Many standing around 23-26 inches to the shoulder and weighing between 90-120 pounds, the Cane Corso is one of the larger canine breeds around. Their size and musculature make them one of the most intimidating breeds at first glance, and this makes a great first line of defense when trained as a guard dog. The Cane Corso comes in a variety of coats, including grey, blue, white, and black.
It’s important to note that while these dogs can be trained early on to be completely loyal to their family, that is where the loyalty stops. Early socialization can help, but these dogs can be rather territorial to strangers, even after meeting them several times.
These dogs are bossy and temperamental, and without a strong authority figure in the house to make the rules, these dogs will assume the alpha role and become difficult to control. This breed craves direction and will respect those who can provide firmness, consistency, and a clear dominance hierarchy.
How dog-friendly is Minnesota?
Minnesota has some excellent dog-friendly accommodations and services and is well on its way to becoming one of the more pet-friendly states.

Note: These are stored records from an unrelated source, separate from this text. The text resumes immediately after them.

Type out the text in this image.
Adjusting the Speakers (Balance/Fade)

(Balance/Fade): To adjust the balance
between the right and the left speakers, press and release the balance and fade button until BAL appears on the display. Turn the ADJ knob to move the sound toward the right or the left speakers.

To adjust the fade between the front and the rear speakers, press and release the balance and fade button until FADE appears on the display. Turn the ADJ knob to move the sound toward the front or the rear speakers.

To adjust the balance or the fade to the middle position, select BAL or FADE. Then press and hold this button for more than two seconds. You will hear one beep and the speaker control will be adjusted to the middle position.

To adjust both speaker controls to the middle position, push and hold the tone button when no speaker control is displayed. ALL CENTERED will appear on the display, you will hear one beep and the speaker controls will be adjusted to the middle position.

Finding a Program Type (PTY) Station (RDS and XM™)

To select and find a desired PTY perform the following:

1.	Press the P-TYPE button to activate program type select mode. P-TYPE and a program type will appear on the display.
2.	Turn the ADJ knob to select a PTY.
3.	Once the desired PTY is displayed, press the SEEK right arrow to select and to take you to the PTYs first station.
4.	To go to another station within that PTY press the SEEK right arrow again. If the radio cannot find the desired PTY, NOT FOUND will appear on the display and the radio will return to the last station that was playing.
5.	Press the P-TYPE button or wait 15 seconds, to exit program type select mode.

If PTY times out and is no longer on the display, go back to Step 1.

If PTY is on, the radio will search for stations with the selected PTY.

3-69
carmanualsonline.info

It’s a great place to own a dog!
We evaluated scores across two primary studies to get accurate state rankings. Both studies ranked states according to various pet-friendly criteria like animal cruelty laws, pet-friendly accommodations and services, and the number of hiking trails and dog parks.
The first study, by animal advocacy group Pawsafe, ranked Minnesota as 14th most pet-friendly state. This includes a good ranking for its animal welfare laws which evaluate laws against abuse, neglect and fighting.

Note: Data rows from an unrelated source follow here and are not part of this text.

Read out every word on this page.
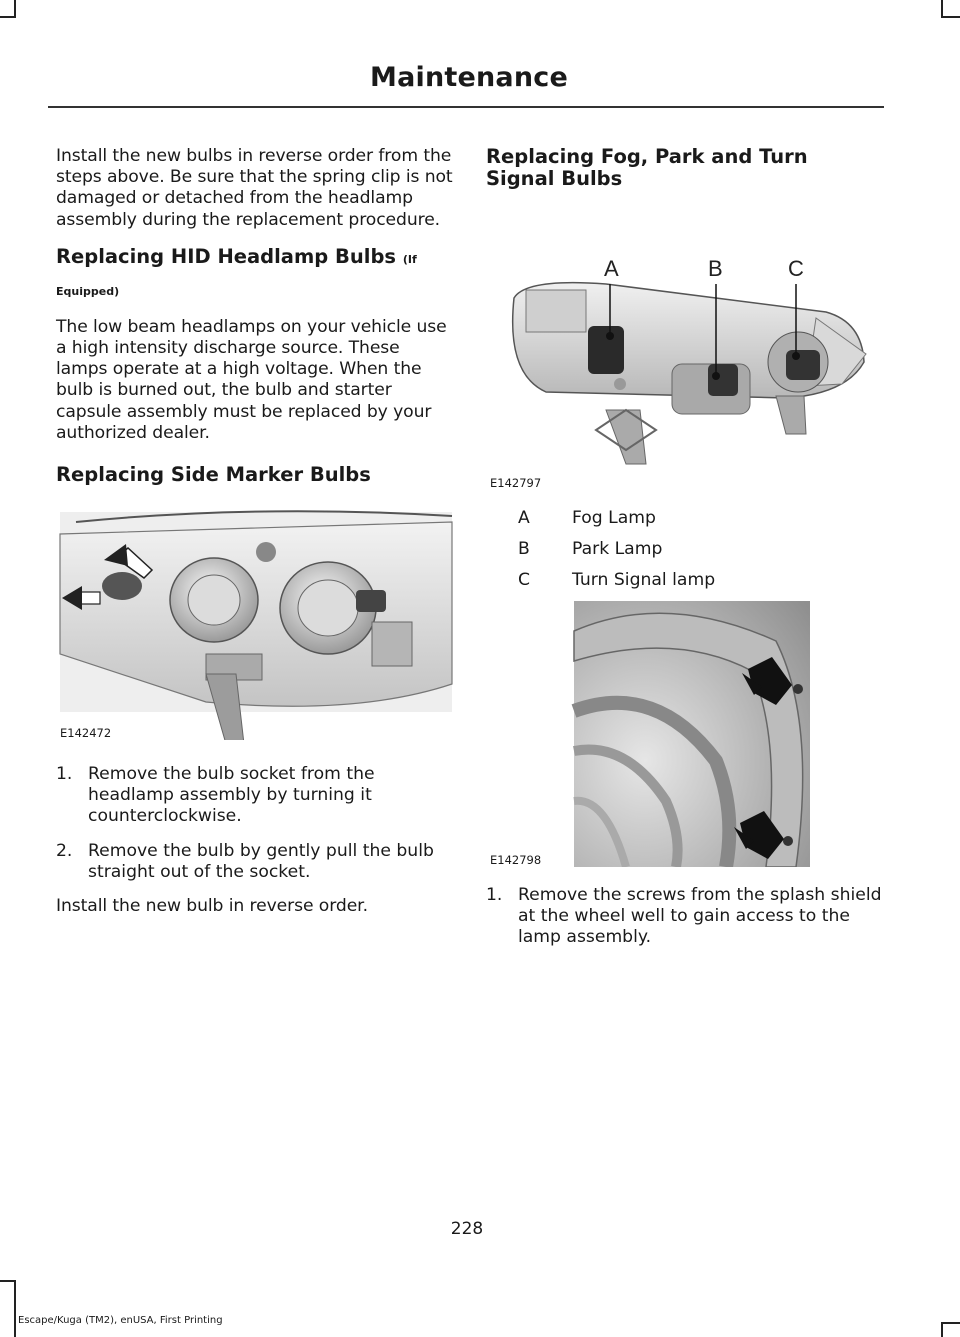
Maintenance

Install the new bulbs in reverse order from the steps above. Be sure that the spring clip is not damaged or detached from the headlamp assembly during the replacement procedure.

Replacing HID Headlamp Bulbs (If
Equipped)

The low beam headlamps on your vehicle use a high intensity discharge source. These lamps operate at a high voltage. When the bulb is burned out, the bulb and starter capsule assembly must be replaced by your authorized dealer.

Replacing Side Marker Bulbs
E142472
1. Remove the bulb socket from the headlamp assembly by turning it counterclockwise.
2. Remove the bulb by gently pull the bulb straight out of the socket.

Install the new bulb in reverse order.

Replacing Fog, Park and Turn
Signal Bulbs
A	B	C
E142797
A	Fog Lamp
B	Park Lamp
C	Turn Signal lamp
E142798
1. Remove the screws from the splash shield at the wheel well to gain access to the lamp assembly.
228
Escape/Kuga (TM2), enUSA, First Printing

Safewise, a national safety evaluator, ranked Minnesota as the 26th most pet-friendly state. A little lower than Pawsafe, but still doing pretty well comparatively.
Combining these two studies together puts Minnesota towards the middle of the pack of pet-friendly states.
Are cities in Minnesota pet-friendly?
The personal finance site Wallethub ran a study to evaluate cities for pet-friendliness. They reviewed the 100 largest cities in the country. Here’s how Minnesota’s biggest cities stack up.
Minneapolis ranked 28th on the list, scoring 63rd place for pet budget, 25th for pet health and wellness, and 25th for outdoor pet-friendliness.
A Trust for Public Land (TPL) study reviews the nation’s 100 largest cities to see which has the most dog parks per capita. Minneapolis ranked 27th on the list at 1.7 dog parks per 100,000 people.
Even though Minneapolis and St. Paul are known as the Twin Cities, they rank differently in terms of pet-friendliness. St. Paul also ranked well, but just a few spots lower than Minneapolis at the 33rd spot for overall pet-friendliness.
A few more facts for dog-lovers in Minnesota
BringFido lists Minnesota as a pet-friendly travel destination with over 1800 verified pet-friendly hotels and motels. The site also lists Minnehaha Park and Minnesota Point as popular dog-friendly attractions in the area.
Thirty-five percent of Minnesota residents own a dog. This is below the national dog ownership rate of 40%, but not a whole lot lower.
What kinds of dogs do Minnesotans love? According to the American Kennel Club (AKC), the most popular dogs in Minnesota are Labradors, Retrievers, and German Shepherds. Other popular breeds include Huskies, Beagles, and French Bulldogs.
Animal welfare & dog shelters in Minnesota
Minnesota saved 52,742 dogs and cats during 2020. Approximately 3,380 animals were killed over this same period.
Thirty-two out of 90 of the animal shelters within Minnesota are no-kill shelters. The percentage of no-kill shelters is rather low, but the state has an above-average save rate of 83%. This is short of the 90% mark needed to be considered a no-kill state but is improving.